Arabia receives from Europe silver, iron, copper, lead, firearms, and gunpowder; from Abyssinia, slaves, sheep, elephants' teeth, and musk; from the E. coast of Africa, gold, slaves, amber, and ivory; from Egypt, rice, lentils, sugar, and oil; from Surat, linen; and from Coromandel, cotton. - The population of the Arabian peninsula has been variously estimated at from 10 to 15 millions. The latter is probably the nearest to the truth, as recent explorations demonstrate that the interior contains more fertile lands and a denser population than was formerly supposed. It is estimated that the various races and tribes known collectively as Arabs comprise nearly seven eighths of this population; the remainder consists of Hindoos, Turks, negroes, Abyssinians, Jews, Persians, and Franks. Of the settled Arabs there are many distinct tribes, differing so much in manners, habits, and language as to give the impression to the traveller that they originated from different stocks. The discoveries at several points in the interior of Himyaritic inscriptions, and the existence of a language spoken by the natives of the interior villages called Ehkili, bearing a much stronger analogy to the Himyaritic than to the Arabic, would seem to indicate that a portion of the fixed Arabian population are descendants of those Hamites who originally settled in Syria, Phoenicia, and the adjacent countries.

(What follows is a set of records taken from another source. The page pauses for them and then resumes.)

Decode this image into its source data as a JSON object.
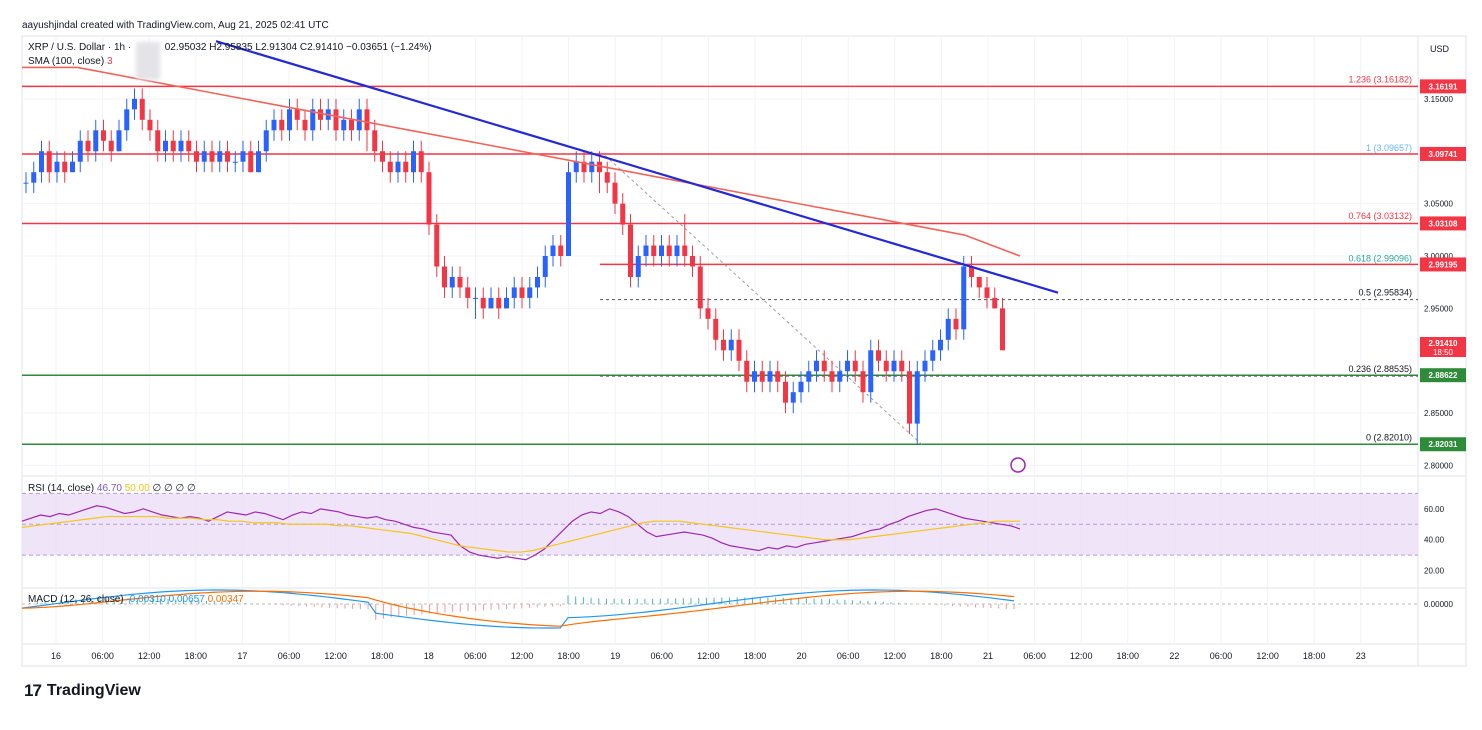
{
  "header": {
    "attribution": "aayushjindal created with TradingView.com, Aug 21, 2025 02:41 UTC"
  },
  "legend": {
    "symbol": "XRP / U.S. Dollar · 1h ·",
    "ohlc": "02.95032  H2.95835  L2.91304  C2.91410  −0.03651 (−1.24%)",
    "sma": "SMA (100, close)",
    "sma_val": "3"
  },
  "currency": "USD",
  "brand": {
    "logo": "17",
    "name": "TradingView"
  },
  "colors": {
    "up": "#2962ff",
    "down": "#f23645",
    "sma": "#f0645a",
    "trend": "#2429d6",
    "support": "#2e8b3a",
    "fib": "#808080",
    "rsi": "#9c27b0",
    "rsi_band": "#ead9f7",
    "macd": "#2196f3",
    "signal": "#ff6d00"
  },
  "chart_data": [
    {
      "type": "candlestick",
      "title": "XRP / U.S. Dollar · 1h",
      "ylim": [
        2.79,
        3.21
      ],
      "price_ticks": [
        "3.15000",
        "3.05000",
        "3.00000",
        "2.95000",
        "2.85000",
        "2.80000"
      ],
      "x_ticks": [
        "16",
        "06:00",
        "12:00",
        "18:00",
        "17",
        "06:00",
        "12:00",
        "18:00",
        "18",
        "06:00",
        "12:00",
        "18:00",
        "19",
        "06:00",
        "12:00",
        "18:00",
        "20",
        "06:00",
        "12:00",
        "18:00",
        "21",
        "06:00",
        "12:00",
        "18:00",
        "22",
        "06:00",
        "12:00",
        "18:00",
        "23"
      ],
      "horizontal_levels": [
        {
          "value": 3.16191,
          "label": "3.16191",
          "color": "red"
        },
        {
          "value": 3.09741,
          "label": "3.09741",
          "color": "red"
        },
        {
          "value": 3.03108,
          "label": "3.03108",
          "color": "red"
        },
        {
          "value": 2.99195,
          "label": "2.99195",
          "color": "red"
        },
        {
          "value": 2.88622,
          "label": "2.88622",
          "color": "green"
        },
        {
          "value": 2.82031,
          "label": "2.82031",
          "color": "green"
        }
      ],
      "fib_levels": [
        {
          "label": "1.236 (3.16182)",
          "value": 3.16182
        },
        {
          "label": "1 (3.09657)",
          "value": 3.09657
        },
        {
          "label": "0.764 (3.03132)",
          "value": 3.03132
        },
        {
          "label": "0.618 (2.99096)",
          "value": 2.99096
        },
        {
          "label": "0.5 (2.95834)",
          "value": 2.95834
        },
        {
          "label": "0.236 (2.88535)",
          "value": 2.88535
        },
        {
          "label": "0 (2.82010)",
          "value": 2.8201
        }
      ],
      "last_price": {
        "value": 2.9141,
        "label": "2.91410",
        "countdown": "18:50"
      },
      "candles": [
        [
          3.07,
          3.07,
          3.06,
          3.08
        ],
        [
          3.07,
          3.08,
          3.06,
          3.09
        ],
        [
          3.08,
          3.1,
          3.07,
          3.11
        ],
        [
          3.1,
          3.08,
          3.07,
          3.11
        ],
        [
          3.08,
          3.09,
          3.07,
          3.1
        ],
        [
          3.09,
          3.08,
          3.07,
          3.1
        ],
        [
          3.08,
          3.09,
          3.08,
          3.1
        ],
        [
          3.09,
          3.11,
          3.08,
          3.12
        ],
        [
          3.11,
          3.1,
          3.09,
          3.12
        ],
        [
          3.1,
          3.12,
          3.09,
          3.13
        ],
        [
          3.12,
          3.11,
          3.1,
          3.13
        ],
        [
          3.11,
          3.1,
          3.09,
          3.12
        ],
        [
          3.1,
          3.12,
          3.1,
          3.13
        ],
        [
          3.12,
          3.14,
          3.11,
          3.15
        ],
        [
          3.14,
          3.15,
          3.13,
          3.16
        ],
        [
          3.15,
          3.13,
          3.12,
          3.16
        ],
        [
          3.13,
          3.12,
          3.11,
          3.14
        ],
        [
          3.12,
          3.1,
          3.09,
          3.13
        ],
        [
          3.1,
          3.11,
          3.09,
          3.12
        ],
        [
          3.11,
          3.1,
          3.09,
          3.12
        ],
        [
          3.1,
          3.11,
          3.09,
          3.12
        ],
        [
          3.11,
          3.1,
          3.09,
          3.12
        ],
        [
          3.1,
          3.09,
          3.08,
          3.11
        ],
        [
          3.09,
          3.1,
          3.08,
          3.11
        ],
        [
          3.1,
          3.09,
          3.08,
          3.11
        ],
        [
          3.09,
          3.1,
          3.08,
          3.11
        ],
        [
          3.1,
          3.09,
          3.08,
          3.11
        ],
        [
          3.09,
          3.09,
          3.08,
          3.1
        ],
        [
          3.09,
          3.1,
          3.08,
          3.11
        ],
        [
          3.1,
          3.08,
          3.08,
          3.11
        ],
        [
          3.08,
          3.1,
          3.08,
          3.11
        ],
        [
          3.1,
          3.12,
          3.09,
          3.13
        ],
        [
          3.12,
          3.13,
          3.11,
          3.14
        ],
        [
          3.13,
          3.12,
          3.11,
          3.14
        ],
        [
          3.12,
          3.14,
          3.11,
          3.15
        ],
        [
          3.14,
          3.13,
          3.12,
          3.15
        ],
        [
          3.13,
          3.12,
          3.11,
          3.14
        ],
        [
          3.12,
          3.14,
          3.11,
          3.15
        ],
        [
          3.14,
          3.13,
          3.12,
          3.15
        ],
        [
          3.13,
          3.14,
          3.12,
          3.15
        ],
        [
          3.14,
          3.12,
          3.11,
          3.15
        ],
        [
          3.12,
          3.13,
          3.11,
          3.14
        ],
        [
          3.13,
          3.12,
          3.11,
          3.14
        ],
        [
          3.12,
          3.14,
          3.11,
          3.15
        ],
        [
          3.14,
          3.12,
          3.1,
          3.15
        ],
        [
          3.12,
          3.1,
          3.09,
          3.13
        ],
        [
          3.1,
          3.09,
          3.08,
          3.11
        ],
        [
          3.09,
          3.08,
          3.07,
          3.1
        ],
        [
          3.08,
          3.09,
          3.07,
          3.1
        ],
        [
          3.09,
          3.08,
          3.07,
          3.1
        ],
        [
          3.08,
          3.1,
          3.07,
          3.11
        ],
        [
          3.1,
          3.08,
          3.07,
          3.11
        ],
        [
          3.08,
          3.03,
          3.02,
          3.09
        ],
        [
          3.03,
          2.99,
          2.98,
          3.04
        ],
        [
          2.99,
          2.97,
          2.96,
          3.0
        ],
        [
          2.97,
          2.98,
          2.96,
          2.99
        ],
        [
          2.98,
          2.97,
          2.96,
          2.99
        ],
        [
          2.97,
          2.96,
          2.95,
          2.98
        ],
        [
          2.96,
          2.96,
          2.94,
          2.97
        ],
        [
          2.96,
          2.95,
          2.94,
          2.97
        ],
        [
          2.95,
          2.96,
          2.95,
          2.97
        ],
        [
          2.96,
          2.95,
          2.94,
          2.97
        ],
        [
          2.95,
          2.96,
          2.95,
          2.97
        ],
        [
          2.96,
          2.97,
          2.95,
          2.98
        ],
        [
          2.97,
          2.96,
          2.95,
          2.98
        ],
        [
          2.96,
          2.97,
          2.95,
          2.98
        ],
        [
          2.97,
          2.98,
          2.96,
          2.99
        ],
        [
          2.98,
          3.0,
          2.97,
          3.01
        ],
        [
          3.0,
          3.01,
          2.99,
          3.02
        ],
        [
          3.01,
          3.0,
          2.99,
          3.02
        ],
        [
          3.0,
          3.08,
          3.0,
          3.09
        ],
        [
          3.08,
          3.09,
          3.07,
          3.1
        ],
        [
          3.09,
          3.08,
          3.07,
          3.1
        ],
        [
          3.08,
          3.09,
          3.07,
          3.1
        ],
        [
          3.09,
          3.08,
          3.06,
          3.1
        ],
        [
          3.08,
          3.07,
          3.06,
          3.09
        ],
        [
          3.07,
          3.05,
          3.04,
          3.08
        ],
        [
          3.05,
          3.03,
          3.02,
          3.06
        ],
        [
          3.03,
          2.98,
          2.97,
          3.04
        ],
        [
          2.98,
          3.0,
          2.97,
          3.01
        ],
        [
          3.0,
          3.01,
          2.99,
          3.02
        ],
        [
          3.01,
          3.0,
          2.99,
          3.02
        ],
        [
          3.0,
          3.01,
          2.99,
          3.02
        ],
        [
          3.01,
          3.0,
          2.99,
          3.02
        ],
        [
          3.0,
          3.01,
          2.99,
          3.02
        ],
        [
          3.01,
          3.0,
          2.99,
          3.04
        ],
        [
          3.0,
          2.99,
          2.98,
          3.01
        ],
        [
          2.99,
          2.95,
          2.94,
          3.0
        ],
        [
          2.95,
          2.94,
          2.93,
          2.96
        ],
        [
          2.94,
          2.92,
          2.91,
          2.95
        ],
        [
          2.92,
          2.91,
          2.9,
          2.93
        ],
        [
          2.91,
          2.92,
          2.9,
          2.93
        ],
        [
          2.92,
          2.9,
          2.89,
          2.93
        ],
        [
          2.9,
          2.88,
          2.87,
          2.91
        ],
        [
          2.88,
          2.89,
          2.87,
          2.9
        ],
        [
          2.89,
          2.88,
          2.87,
          2.9
        ],
        [
          2.88,
          2.89,
          2.87,
          2.9
        ],
        [
          2.89,
          2.88,
          2.87,
          2.9
        ],
        [
          2.88,
          2.86,
          2.85,
          2.89
        ],
        [
          2.86,
          2.87,
          2.85,
          2.88
        ],
        [
          2.87,
          2.88,
          2.86,
          2.89
        ],
        [
          2.88,
          2.89,
          2.87,
          2.9
        ],
        [
          2.89,
          2.9,
          2.88,
          2.91
        ],
        [
          2.9,
          2.89,
          2.88,
          2.91
        ],
        [
          2.89,
          2.88,
          2.87,
          2.9
        ],
        [
          2.88,
          2.89,
          2.87,
          2.9
        ],
        [
          2.89,
          2.9,
          2.88,
          2.91
        ],
        [
          2.9,
          2.89,
          2.88,
          2.91
        ],
        [
          2.89,
          2.87,
          2.86,
          2.9
        ],
        [
          2.87,
          2.91,
          2.86,
          2.92
        ],
        [
          2.91,
          2.9,
          2.89,
          2.92
        ],
        [
          2.9,
          2.89,
          2.88,
          2.91
        ],
        [
          2.89,
          2.9,
          2.88,
          2.91
        ],
        [
          2.9,
          2.89,
          2.88,
          2.91
        ],
        [
          2.89,
          2.84,
          2.83,
          2.9
        ],
        [
          2.84,
          2.89,
          2.82,
          2.9
        ],
        [
          2.89,
          2.9,
          2.88,
          2.91
        ],
        [
          2.9,
          2.91,
          2.89,
          2.92
        ],
        [
          2.91,
          2.92,
          2.9,
          2.93
        ],
        [
          2.92,
          2.94,
          2.91,
          2.95
        ],
        [
          2.94,
          2.93,
          2.92,
          2.95
        ],
        [
          2.93,
          2.99,
          2.92,
          3.0
        ],
        [
          2.99,
          2.98,
          2.97,
          3.0
        ],
        [
          2.98,
          2.97,
          2.96,
          2.98
        ],
        [
          2.97,
          2.96,
          2.95,
          2.98
        ],
        [
          2.96,
          2.95,
          2.95,
          2.97
        ],
        [
          2.95,
          2.91,
          2.91,
          2.96
        ]
      ],
      "sma_path": [
        3.18,
        3.18,
        3.17,
        3.16,
        3.15,
        3.14,
        3.13,
        3.12,
        3.11,
        3.1,
        3.09,
        3.08,
        3.07,
        3.06,
        3.05,
        3.04,
        3.03,
        3.02,
        3.0
      ],
      "trendline": {
        "from": [
          3.2,
          0.145
        ],
        "to": [
          2.97,
          0.713
        ]
      }
    },
    {
      "type": "line",
      "title": "RSI (14, close)",
      "legend_values": [
        "46.70",
        "50.00",
        "∅",
        "∅",
        "∅",
        "∅"
      ],
      "ylim": [
        10,
        80
      ],
      "y_ticks": [
        "60.00",
        "40.00",
        "20.00"
      ],
      "rsi": [
        52,
        54,
        56,
        55,
        57,
        56,
        58,
        60,
        62,
        61,
        59,
        57,
        58,
        60,
        58,
        56,
        55,
        54,
        55,
        54,
        52,
        55,
        58,
        57,
        56,
        58,
        57,
        55,
        53,
        56,
        58,
        57,
        60,
        59,
        58,
        56,
        55,
        54,
        55,
        53,
        52,
        50,
        48,
        47,
        45,
        44,
        43,
        36,
        32,
        30,
        29,
        28,
        29,
        28,
        27,
        30,
        34,
        40,
        46,
        52,
        56,
        58,
        57,
        60,
        58,
        55,
        50,
        45,
        42,
        43,
        44,
        45,
        44,
        43,
        41,
        38,
        36,
        35,
        34,
        33,
        35,
        34,
        36,
        35,
        37,
        38,
        39,
        40,
        41,
        42,
        44,
        46,
        47,
        50,
        52,
        55,
        57,
        59,
        60,
        58,
        56,
        54,
        53,
        52,
        51,
        50,
        49,
        47
      ],
      "rsi_ma": [
        48,
        49,
        50,
        51,
        52,
        53,
        54,
        55,
        55,
        55,
        55,
        55,
        54,
        54,
        54,
        53,
        53,
        52,
        52,
        51,
        51,
        51,
        50,
        50,
        50,
        50,
        49,
        49,
        48,
        47,
        46,
        45,
        44,
        42,
        40,
        38,
        36,
        35,
        34,
        33,
        32,
        32,
        33,
        35,
        37,
        39,
        41,
        43,
        45,
        47,
        49,
        51,
        52,
        52,
        52,
        51,
        50,
        49,
        48,
        47,
        46,
        45,
        44,
        43,
        42,
        41,
        40,
        40,
        40,
        41,
        42,
        43,
        44,
        45,
        46,
        47,
        48,
        49,
        50,
        51,
        52,
        52,
        52
      ]
    },
    {
      "type": "line",
      "title": "MACD (12, 26, close)",
      "legend_values": [
        "-0.00310",
        "0.00657",
        "0.00347"
      ],
      "y_ticks": [
        "0.00000"
      ]
    }
  ]
}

The fixed Arabs are as a general rule, and especially in the northern parts, indolent, improvident, deceitful, treacherous, and prone to robbery. But at the same time they are courteous, sociable, easy in their manners, and intelligent, and the lower classes are superior to those of a corresponding grade in more civilized countries. The Bedouins are, probably with less admixture than the inhabitants of the towns and villages, of Semitic race. They speak the Arabic language with great purity and force, and subsist by rearing cattle and by plunder. (See Bedouins.) - Mohammedanism or Islamism is the prevalent religion of Arabia, though according to recent travellers the people are generally less devout and more inclined to skepticism than those of any other Mohammedan country; and among the inhabitants of Wady Doan, a large and populous valley in the interior of Hadramaut, Von Wrede found traces of the ancient fire worship; while M. Arnaud in 1848 found among the mountains of Yemen many Arabs whose reverence for Hud, a prophet who preceded Mohammed and who cursed him and his followers, was much stronger than that for the prophet of the Koran. - The Arabs claim descent from Kahtan or Joktan, of the posterity of Noah by Shem, and from Ishmael. Ishmael, according to their tradition, was prince and first high priest of Mecca, and his posterity ruled the city for 14 generations.